Cursor is expanding beyond its own editor experience: the company says Cursor is now available inside IntelliJ IDEA, PyCharm, WebStorm, and other JetBrains IDEs by way of the Agent Client Protocol (ACP). The net effect is straightforward: teams that live in JetBrains for Java and multilanguage work can keep their existing IDE workflows while adding Cursor’s agent-driven approach on top.

Cursor agents, now living in JetBrains

Cursor’s JetBrains integration centers on running Cursor through ACP, which is positioned as a way to bring ACP-compliant agents into JetBrains IDEs. Practically, that means Cursor’s agent functionality is surfaced in the same environment where JetBrains developers already rely on deep code intelligence and tooling.

Cursor frames the benefit as “agents effective across all surfaces,” but the key developer-facing detail is that ACP lets Cursor sit alongside JetBrains’ IDE capabilities rather than replacing them.

Model choice via ACP: OpenAI, Anthropic, Google, and Cursor

A notable part of the integration is model flexibility. With Cursor ACP, developers can explore and choose from “frontier models” listed in Cursor’s documentation, including options from OpenAI, Anthropic, Google, and Cursor itself (via Cursor’s model docs).

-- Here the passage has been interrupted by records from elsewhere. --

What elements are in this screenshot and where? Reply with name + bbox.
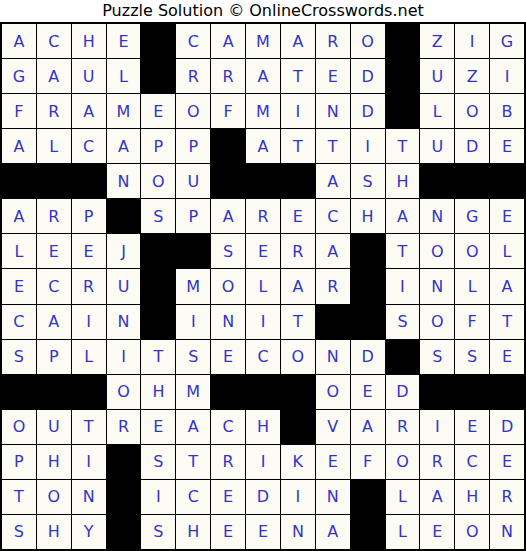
letter-cell-r6c8: R <box>246 199 280 233</box>
letter-cell-r14c6: C <box>176 480 210 514</box>
letter-cell-r12c14: E <box>455 410 489 444</box>
letter-cell-r7c15: L <box>490 234 524 268</box>
block-cell-r11c14 <box>455 375 489 409</box>
letter-cell-r12c6: A <box>176 410 210 444</box>
block-cell-r5c7 <box>211 164 245 198</box>
letter-cell-r15c12: L <box>386 515 420 549</box>
letter-cell-r14c3: N <box>72 480 106 514</box>
letter-cell-r14c7: E <box>211 480 245 514</box>
letter-cell-r3c6: O <box>176 94 210 128</box>
letter-cell-r6c11: H <box>351 199 385 233</box>
block-cell-r11c1 <box>2 375 36 409</box>
letter-cell-r9c3: I <box>72 305 106 339</box>
letter-cell-r2c7: R <box>211 59 245 93</box>
letter-cell-r10c2: P <box>37 340 71 374</box>
letter-cell-r15c15: N <box>490 515 524 549</box>
letter-cell-r7c9: R <box>281 234 315 268</box>
letter-cell-r6c10: C <box>316 199 350 233</box>
letter-cell-r5c11: S <box>351 164 385 198</box>
letter-cell-r7c12: T <box>386 234 420 268</box>
letter-cell-r10c11: D <box>351 340 385 374</box>
letter-cell-r4c6: P <box>176 129 210 163</box>
letter-cell-r3c9: I <box>281 94 315 128</box>
letter-cell-r3c4: M <box>107 94 141 128</box>
letter-cell-r6c5: S <box>141 199 175 233</box>
letter-cell-r1c13: Z <box>420 24 454 58</box>
letter-cell-r4c4: A <box>107 129 141 163</box>
block-cell-r5c2 <box>37 164 71 198</box>
letter-cell-r13c8: I <box>246 445 280 479</box>
letter-cell-r4c14: D <box>455 129 489 163</box>
letter-cell-r3c11: D <box>351 94 385 128</box>
block-cell-r7c6 <box>176 234 210 268</box>
letter-cell-r8c4: U <box>107 269 141 303</box>
letter-cell-r9c8: I <box>246 305 280 339</box>
letter-cell-r4c15: E <box>490 129 524 163</box>
letter-cell-r4c11: I <box>351 129 385 163</box>
letter-cell-r8c9: A <box>281 269 315 303</box>
letter-cell-r3c2: R <box>37 94 71 128</box>
letter-cell-r13c10: E <box>316 445 350 479</box>
letter-cell-r1c1: A <box>2 24 36 58</box>
block-cell-r5c9 <box>281 164 315 198</box>
letter-cell-r3c3: A <box>72 94 106 128</box>
letter-cell-r14c13: A <box>420 480 454 514</box>
letter-cell-r13c11: F <box>351 445 385 479</box>
letter-cell-r6c12: A <box>386 199 420 233</box>
block-cell-r5c13 <box>420 164 454 198</box>
letter-cell-r6c6: P <box>176 199 210 233</box>
letter-cell-r15c14: O <box>455 515 489 549</box>
letter-cell-r4c8: A <box>246 129 280 163</box>
letter-cell-r11c11: E <box>351 375 385 409</box>
letter-cell-r12c7: C <box>211 410 245 444</box>
letter-cell-r4c1: A <box>2 129 36 163</box>
letter-cell-r10c5: T <box>141 340 175 374</box>
block-cell-r8c5 <box>141 269 175 303</box>
letter-cell-r6c1: A <box>2 199 36 233</box>
letter-cell-r14c5: I <box>141 480 175 514</box>
letter-cell-r15c8: E <box>246 515 280 549</box>
letter-cell-r14c15: R <box>490 480 524 514</box>
letter-cell-r1c11: O <box>351 24 385 58</box>
letter-cell-r1c14: I <box>455 24 489 58</box>
letter-cell-r15c3: Y <box>72 515 106 549</box>
block-cell-r5c14 <box>455 164 489 198</box>
block-cell-r9c11 <box>351 305 385 339</box>
letter-cell-r6c9: E <box>281 199 315 233</box>
letter-cell-r3c1: F <box>2 94 36 128</box>
block-cell-r14c11 <box>351 480 385 514</box>
letter-cell-r15c1: S <box>2 515 36 549</box>
block-cell-r14c4 <box>107 480 141 514</box>
letter-cell-r15c6: H <box>176 515 210 549</box>
letter-cell-r4c9: T <box>281 129 315 163</box>
puzzle-solution-page: Puzzle Solution © OnlineCrosswords.net A… <box>0 0 526 551</box>
letter-cell-r3c15: B <box>490 94 524 128</box>
block-cell-r13c4 <box>107 445 141 479</box>
letter-cell-r10c8: C <box>246 340 280 374</box>
letter-cell-r13c7: R <box>211 445 245 479</box>
block-cell-r9c5 <box>141 305 175 339</box>
letter-cell-r13c1: P <box>2 445 36 479</box>
letter-cell-r9c1: C <box>2 305 36 339</box>
letter-cell-r6c2: R <box>37 199 71 233</box>
block-cell-r5c8 <box>246 164 280 198</box>
block-cell-r11c7 <box>211 375 245 409</box>
block-cell-r7c5 <box>141 234 175 268</box>
letter-cell-r10c4: I <box>107 340 141 374</box>
letter-cell-r13c14: C <box>455 445 489 479</box>
letter-cell-r4c5: P <box>141 129 175 163</box>
letter-cell-r9c7: N <box>211 305 245 339</box>
letter-cell-r5c4: N <box>107 164 141 198</box>
letter-cell-r15c2: H <box>37 515 71 549</box>
letter-cell-r11c10: O <box>316 375 350 409</box>
letter-cell-r7c13: O <box>420 234 454 268</box>
letter-cell-r6c7: A <box>211 199 245 233</box>
letter-cell-r12c1: O <box>2 410 36 444</box>
letter-cell-r14c8: D <box>246 480 280 514</box>
letter-cell-r13c5: S <box>141 445 175 479</box>
letter-cell-r9c15: T <box>490 305 524 339</box>
letter-cell-r2c1: G <box>2 59 36 93</box>
crossword-board: ACHECAMAROZIGGAULRRATEDUZIFRAMEOFMINDLOB… <box>0 22 526 551</box>
block-cell-r11c3 <box>72 375 106 409</box>
letter-cell-r6c14: G <box>455 199 489 233</box>
letter-cell-r15c5: S <box>141 515 175 549</box>
letter-cell-r10c14: S <box>455 340 489 374</box>
letter-cell-r7c4: J <box>107 234 141 268</box>
letter-cell-r5c5: O <box>141 164 175 198</box>
letter-cell-r9c13: O <box>420 305 454 339</box>
letter-cell-r2c6: R <box>176 59 210 93</box>
letter-cell-r12c3: T <box>72 410 106 444</box>
letter-cell-r7c8: E <box>246 234 280 268</box>
letter-cell-r13c6: T <box>176 445 210 479</box>
block-cell-r15c11 <box>351 515 385 549</box>
letter-cell-r4c10: T <box>316 129 350 163</box>
letter-cell-r2c10: E <box>316 59 350 93</box>
letter-cell-r3c8: M <box>246 94 280 128</box>
letter-cell-r6c3: P <box>72 199 106 233</box>
letter-cell-r12c11: A <box>351 410 385 444</box>
letter-cell-r7c1: L <box>2 234 36 268</box>
letter-cell-r7c3: E <box>72 234 106 268</box>
letter-cell-r11c4: O <box>107 375 141 409</box>
letter-cell-r10c3: L <box>72 340 106 374</box>
block-cell-r3c12 <box>386 94 420 128</box>
block-cell-r5c15 <box>490 164 524 198</box>
letter-cell-r7c14: O <box>455 234 489 268</box>
letter-cell-r7c7: S <box>211 234 245 268</box>
block-cell-r2c5 <box>141 59 175 93</box>
letter-cell-r2c2: A <box>37 59 71 93</box>
letter-cell-r10c13: S <box>420 340 454 374</box>
letter-cell-r2c14: Z <box>455 59 489 93</box>
letter-cell-r9c2: A <box>37 305 71 339</box>
block-cell-r10c12 <box>386 340 420 374</box>
letter-cell-r8c7: O <box>211 269 245 303</box>
block-cell-r11c8 <box>246 375 280 409</box>
letter-cell-r8c1: E <box>2 269 36 303</box>
block-cell-r12c9 <box>281 410 315 444</box>
letter-cell-r13c15: E <box>490 445 524 479</box>
letter-cell-r14c2: O <box>37 480 71 514</box>
block-cell-r11c13 <box>420 375 454 409</box>
letter-cell-r1c10: R <box>316 24 350 58</box>
block-cell-r11c2 <box>37 375 71 409</box>
letter-cell-r3c5: E <box>141 94 175 128</box>
letter-cell-r1c2: C <box>37 24 71 58</box>
letter-cell-r10c10: N <box>316 340 350 374</box>
letter-cell-r2c13: U <box>420 59 454 93</box>
letter-cell-r10c15: E <box>490 340 524 374</box>
letter-cell-r3c14: O <box>455 94 489 128</box>
letter-cell-r8c10: R <box>316 269 350 303</box>
letter-cell-r14c9: I <box>281 480 315 514</box>
letter-cell-r9c9: T <box>281 305 315 339</box>
letter-cell-r12c4: R <box>107 410 141 444</box>
letter-cell-r14c14: H <box>455 480 489 514</box>
letter-cell-r13c3: I <box>72 445 106 479</box>
letter-cell-r10c6: S <box>176 340 210 374</box>
letter-cell-r8c6: M <box>176 269 210 303</box>
letter-cell-r15c7: E <box>211 515 245 549</box>
letter-cell-r9c12: S <box>386 305 420 339</box>
letter-cell-r2c8: A <box>246 59 280 93</box>
letter-cell-r7c2: E <box>37 234 71 268</box>
block-cell-r5c1 <box>2 164 36 198</box>
letter-cell-r1c8: M <box>246 24 280 58</box>
letter-cell-r8c15: A <box>490 269 524 303</box>
letter-cell-r1c6: C <box>176 24 210 58</box>
letter-cell-r1c7: A <box>211 24 245 58</box>
letter-cell-r13c13: R <box>420 445 454 479</box>
letter-cell-r11c5: H <box>141 375 175 409</box>
letter-cell-r1c3: H <box>72 24 106 58</box>
letter-cell-r4c12: T <box>386 129 420 163</box>
block-cell-r2c12 <box>386 59 420 93</box>
letter-cell-r8c3: R <box>72 269 106 303</box>
letter-cell-r14c12: L <box>386 480 420 514</box>
letter-cell-r1c4: E <box>107 24 141 58</box>
letter-cell-r12c10: V <box>316 410 350 444</box>
letter-cell-r4c13: U <box>420 129 454 163</box>
block-cell-r9c10 <box>316 305 350 339</box>
letter-cell-r1c15: G <box>490 24 524 58</box>
letter-cell-r2c15: I <box>490 59 524 93</box>
letter-cell-r2c3: U <box>72 59 106 93</box>
block-cell-r11c15 <box>490 375 524 409</box>
letter-cell-r3c10: N <box>316 94 350 128</box>
letter-cell-r11c12: D <box>386 375 420 409</box>
letter-cell-r15c9: N <box>281 515 315 549</box>
block-cell-r8c11 <box>351 269 385 303</box>
letter-cell-r3c13: L <box>420 94 454 128</box>
letter-cell-r5c6: U <box>176 164 210 198</box>
letter-cell-r4c3: C <box>72 129 106 163</box>
letter-cell-r5c10: A <box>316 164 350 198</box>
letter-cell-r9c6: I <box>176 305 210 339</box>
letter-cell-r10c1: S <box>2 340 36 374</box>
letter-cell-r6c13: N <box>420 199 454 233</box>
letter-cell-r5c12: H <box>386 164 420 198</box>
block-cell-r15c4 <box>107 515 141 549</box>
letter-cell-r12c8: H <box>246 410 280 444</box>
block-cell-r6c4 <box>107 199 141 233</box>
letter-cell-r2c4: L <box>107 59 141 93</box>
letter-cell-r12c5: E <box>141 410 175 444</box>
block-cell-r11c9 <box>281 375 315 409</box>
letter-cell-r8c8: L <box>246 269 280 303</box>
letter-cell-r1c9: A <box>281 24 315 58</box>
block-cell-r7c11 <box>351 234 385 268</box>
letter-cell-r15c10: A <box>316 515 350 549</box>
letter-cell-r10c7: E <box>211 340 245 374</box>
letter-cell-r15c13: E <box>420 515 454 549</box>
block-cell-r4c7 <box>211 129 245 163</box>
letter-cell-r12c2: U <box>37 410 71 444</box>
letter-cell-r10c9: O <box>281 340 315 374</box>
block-cell-r5c3 <box>72 164 106 198</box>
block-cell-r1c5 <box>141 24 175 58</box>
letter-cell-r12c12: R <box>386 410 420 444</box>
letter-cell-r9c14: F <box>455 305 489 339</box>
block-cell-r1c12 <box>386 24 420 58</box>
letter-cell-r13c9: K <box>281 445 315 479</box>
letter-cell-r8c2: C <box>37 269 71 303</box>
letter-cell-r3c7: F <box>211 94 245 128</box>
letter-cell-r12c13: I <box>420 410 454 444</box>
letter-cell-r2c11: D <box>351 59 385 93</box>
letter-cell-r14c10: N <box>316 480 350 514</box>
letter-cell-r8c12: I <box>386 269 420 303</box>
letter-cell-r2c9: T <box>281 59 315 93</box>
letter-cell-r13c2: H <box>37 445 71 479</box>
letter-cell-r12c15: D <box>490 410 524 444</box>
letter-cell-r14c1: T <box>2 480 36 514</box>
letter-cell-r9c4: N <box>107 305 141 339</box>
letter-cell-r8c14: L <box>455 269 489 303</box>
letter-cell-r4c2: L <box>37 129 71 163</box>
letter-cell-r11c6: M <box>176 375 210 409</box>
letter-cell-r7c10: A <box>316 234 350 268</box>
letter-cell-r13c12: O <box>386 445 420 479</box>
page-title: Puzzle Solution © OnlineCrosswords.net <box>0 0 526 22</box>
letter-cell-r6c15: E <box>490 199 524 233</box>
letter-cell-r8c13: N <box>420 269 454 303</box>
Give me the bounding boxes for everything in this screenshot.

Cursor also says its agent harness is custom-built for every model to optimize output quality and performance—an implementation detail that matters in day-to-day use because different models tend to behave differently across tasks like code navigation, refactors, and multi-step changes.

Codebase indexing and semantic search, inside the IDE

Cursor is also bringing its secure codebase indexing and semantic search into the JetBrains environment. The idea is to help the agent understand large codebases and then pair that understanding with JetBrains’ existing code intelligence.

For enterprise-scale repositories in particular, the combination of indexing, semantic search, and IDE-native tooling is the core technical promise of this integration.

Getting started

Setup runs through JetBrains’ AI chat: install the Cursor ACP, then authenticate using an existing Cursor account. Cursor says the Cursor ACP is free for all users on paid plans, with more details in its documentation at cursor.com/docs/cli/acp#ide-integrations.

What’s next

Cursor describes ACP as a foundation for deeper JetBrains integrations, with the goal of bringing more agentic coding capabilities to JetBrains users over time.